もう一つは、武術に関わる史跡巡り。今年は三田市と姫路市網干区内にあった丸亀藩領(飛び地)の調査をしました。
最後の課題は、たつの市にある歴史資料館内の龍野藩藩士の家譜を再調査して、龍野藩で伝承されたとされる「柳剛流」の実態を確かめる事でした。

たつの市の歴史資料館は、龍野城跡(城と言うより陣屋のようなもの)に建てられていて、交通の便が悪い。更に地元民で無いと迷子になるのではないかと思われるほど、複雑な場所に建てられています。

しかし、ここは、知る人ぞ知る歴史資料の宝庫なのです。


国会図書館にも保存されていない古文書が沢山保管されています。その一つが大量な龍野藩藩士の家譜なのです。


結果から報告しますと、柳剛流については、前回と同じように柳剛流については、やはり一言も書かれていませんでした。龍野藩における柳剛流は、未だにわかりません。
しかし、家譜を調べていると多くの武術家の記録が目に入ってくる。以前から気になっていましたが、夏期連休中に柳剛流だけを調べて、これらの情報を調査しないのは、もったいない気がして、一度読み調べた家譜を再読し、これ等をまとめる必要があると感じました。何故ならそこには、藩校で学ばれたとされる流儀以外の名前も多く上がっており、新たな情報の宝庫だったからです。

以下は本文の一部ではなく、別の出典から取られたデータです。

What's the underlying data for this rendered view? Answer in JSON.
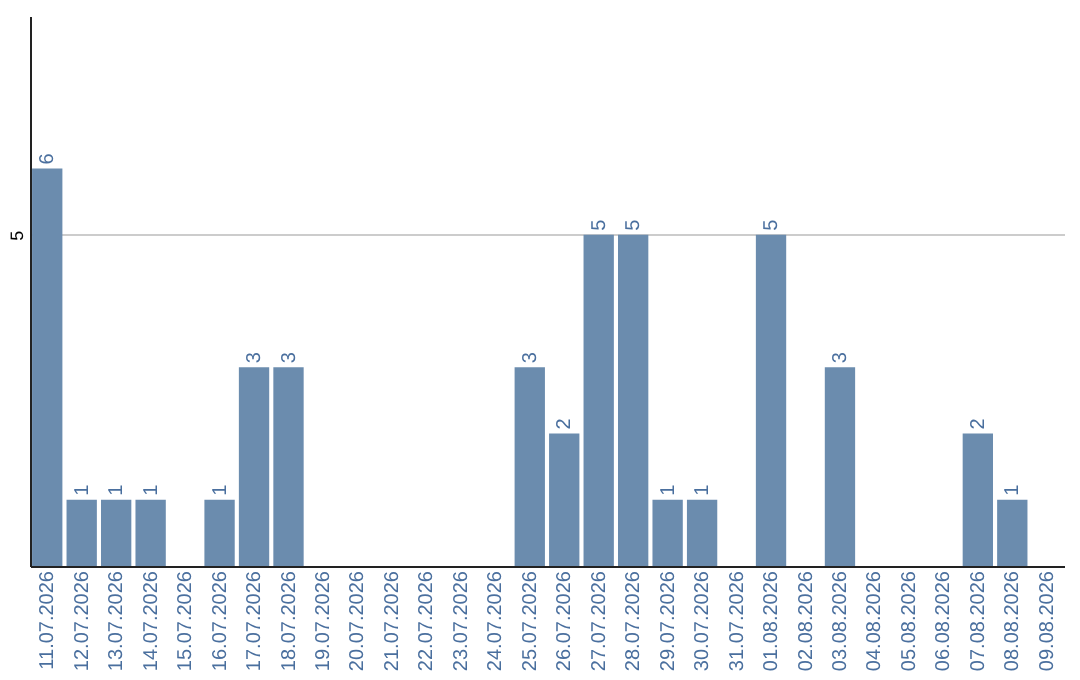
{
  "chart_data": {
    "type": "bar",
    "categories": [
      "11.07.2026",
      "12.07.2026",
      "13.07.2026",
      "14.07.2026",
      "15.07.2026",
      "16.07.2026",
      "17.07.2026",
      "18.07.2026",
      "19.07.2026",
      "20.07.2026",
      "21.07.2026",
      "22.07.2026",
      "23.07.2026",
      "24.07.2026",
      "25.07.2026",
      "26.07.2026",
      "27.07.2026",
      "28.07.2026",
      "29.07.2026",
      "30.07.2026",
      "31.07.2026",
      "01.08.2026",
      "02.08.2026",
      "03.08.2026",
      "04.08.2026",
      "05.08.2026",
      "06.08.2026",
      "07.08.2026",
      "08.08.2026",
      "09.08.2026"
    ],
    "values": [
      6,
      1,
      1,
      1,
      null,
      1,
      3,
      3,
      null,
      null,
      null,
      null,
      null,
      null,
      3,
      2,
      5,
      5,
      1,
      1,
      null,
      5,
      null,
      3,
      null,
      null,
      null,
      2,
      1,
      null
    ],
    "color": "#6b8cae",
    "ylim": [
      0,
      8.3
    ],
    "yticks": [
      5
    ],
    "grid": "y",
    "data_labels": true
  }
}
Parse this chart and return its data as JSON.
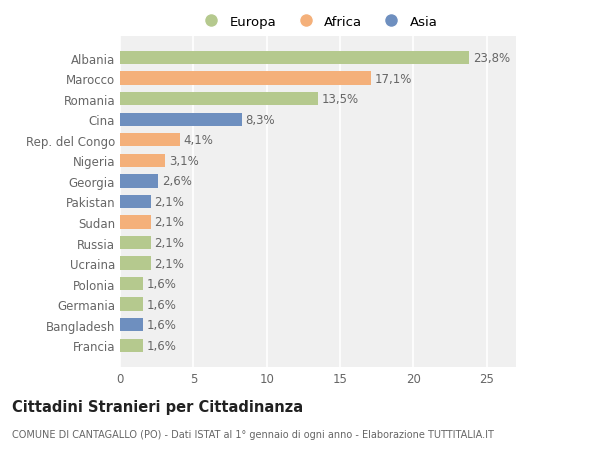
{
  "categories": [
    "Albania",
    "Marocco",
    "Romania",
    "Cina",
    "Rep. del Congo",
    "Nigeria",
    "Georgia",
    "Pakistan",
    "Sudan",
    "Russia",
    "Ucraina",
    "Polonia",
    "Germania",
    "Bangladesh",
    "Francia"
  ],
  "values": [
    23.8,
    17.1,
    13.5,
    8.3,
    4.1,
    3.1,
    2.6,
    2.1,
    2.1,
    2.1,
    2.1,
    1.6,
    1.6,
    1.6,
    1.6
  ],
  "labels": [
    "23,8%",
    "17,1%",
    "13,5%",
    "8,3%",
    "4,1%",
    "3,1%",
    "2,6%",
    "2,1%",
    "2,1%",
    "2,1%",
    "2,1%",
    "1,6%",
    "1,6%",
    "1,6%",
    "1,6%"
  ],
  "continents": [
    "Europa",
    "Africa",
    "Europa",
    "Asia",
    "Africa",
    "Africa",
    "Asia",
    "Asia",
    "Africa",
    "Europa",
    "Europa",
    "Europa",
    "Europa",
    "Asia",
    "Europa"
  ],
  "colors": {
    "Europa": "#b5c98e",
    "Africa": "#f4b07a",
    "Asia": "#6e8fbf"
  },
  "xlim": [
    0,
    27
  ],
  "xticks": [
    0,
    5,
    10,
    15,
    20,
    25
  ],
  "title": "Cittadini Stranieri per Cittadinanza",
  "subtitle": "COMUNE DI CANTAGALLO (PO) - Dati ISTAT al 1° gennaio di ogni anno - Elaborazione TUTTITALIA.IT",
  "background_color": "#ffffff",
  "plot_background": "#f0f0f0",
  "grid_color": "#ffffff",
  "bar_height": 0.65,
  "label_fontsize": 8.5,
  "tick_fontsize": 8.5,
  "legend_fontsize": 9.5
}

そこで龍野藩における柳剛流の調査は、ここで一旦終了し、龍野藩藩士の武術家を調べることに路線変更しました。
調査をしているときに、同じくたつの市資料館で古文書の解読、現代文に読み下し、一般人にも読みやすく分かりやすいようにする活動をしておられる学者の國重先生と偶然お会いする機会に恵まれました。國重先生は、私が何を調べているのか興味を持たれたようで、先生の方から「何を調べておられるのですか?」と、声をかけて下さいました。そこで古流の奉納額の調査と保存。そして武術史研究の話をしている事をお話しすると大変喜んで下さいました。ただ、龍野藩における柳剛流の話は、先生も聞いたことが無いとのこと。
更に実態が怪しくなって来ましたが、國重先生は、「柳剛流(りゅうこうりゅう)」と言う流儀名を大層気に入られたようで、先生の方でも何か分かり次第、連絡をくれるとのこと。さらに三日月の歴史を調べておられる方もご紹介下さると仰って下さいました。
國重先生とは、夏期連休中の数日間、二人きりで歴史資料館で調べものをしていたので、色々と歴史や古文書について、アドバイスをしてくださいました。古文書を読むのに最適な辞典を教えてくださったり、江戸時代の播州地方の武士が読んだ俳句等を丁寧に読み下し、無学な私にも分かりやすいように説明して下さったのです。そこには、当時の上級階級の武士の本音とセンスが描かれており、とても胸がときめきました。これで武術史を調べるなら、武術だけでなく、こうした武士達の習慣や生の声を聞くことも大切だと強く感じました。

國重先生との出会いは、私に大きな前進をさせてくれるものとなるでしょう。私は、國重先生に色々と教えていただいているときに、ふと、西躰家の本家がお世話になっているお寺さんがしてくれた二つの話を思い出しました。

「西躰さん、人生では、金脈よりも人脈ですよ。人脈は、何より大切です。コレをご縁と言います。ご縁は大切にしないといけませんよ」


(お寺の壁に掛けられたこの書をさして)「西躰さん、コレは、古い教えは心を照らすと書いてあります。正にあなたが調べておられることは、こういうことなのですよ。」
「古い教えは心を照らす。」この言葉を知ったとき、私は、雷に打たれたように感動しました。温故知新も良い言葉ですが何か足らず分があると感じていました。その足らず分とは、「心を照らす」と言う部分だと確信したのです。そしてこの言葉はその日から私にとって重要な言葉になりました。

そして國重先生との出会いは、正にこの二つの事だとしみじみ感じていました。
龍野藩家譜を纏めるのは、まだまだ終わっていません。夏休みの宿題の提出が遅いのは、学生時代から何も変わっていません。しかしコレばかりは早く提出すれば良いものでもありません。脇道にそれながら、色々な情報を足しながら、時間をかけて提出したいと思います。

そんな風に考えるように今年の夏期連休は、私を成長させてくれました。素敵な出会いの多い夏休みでした。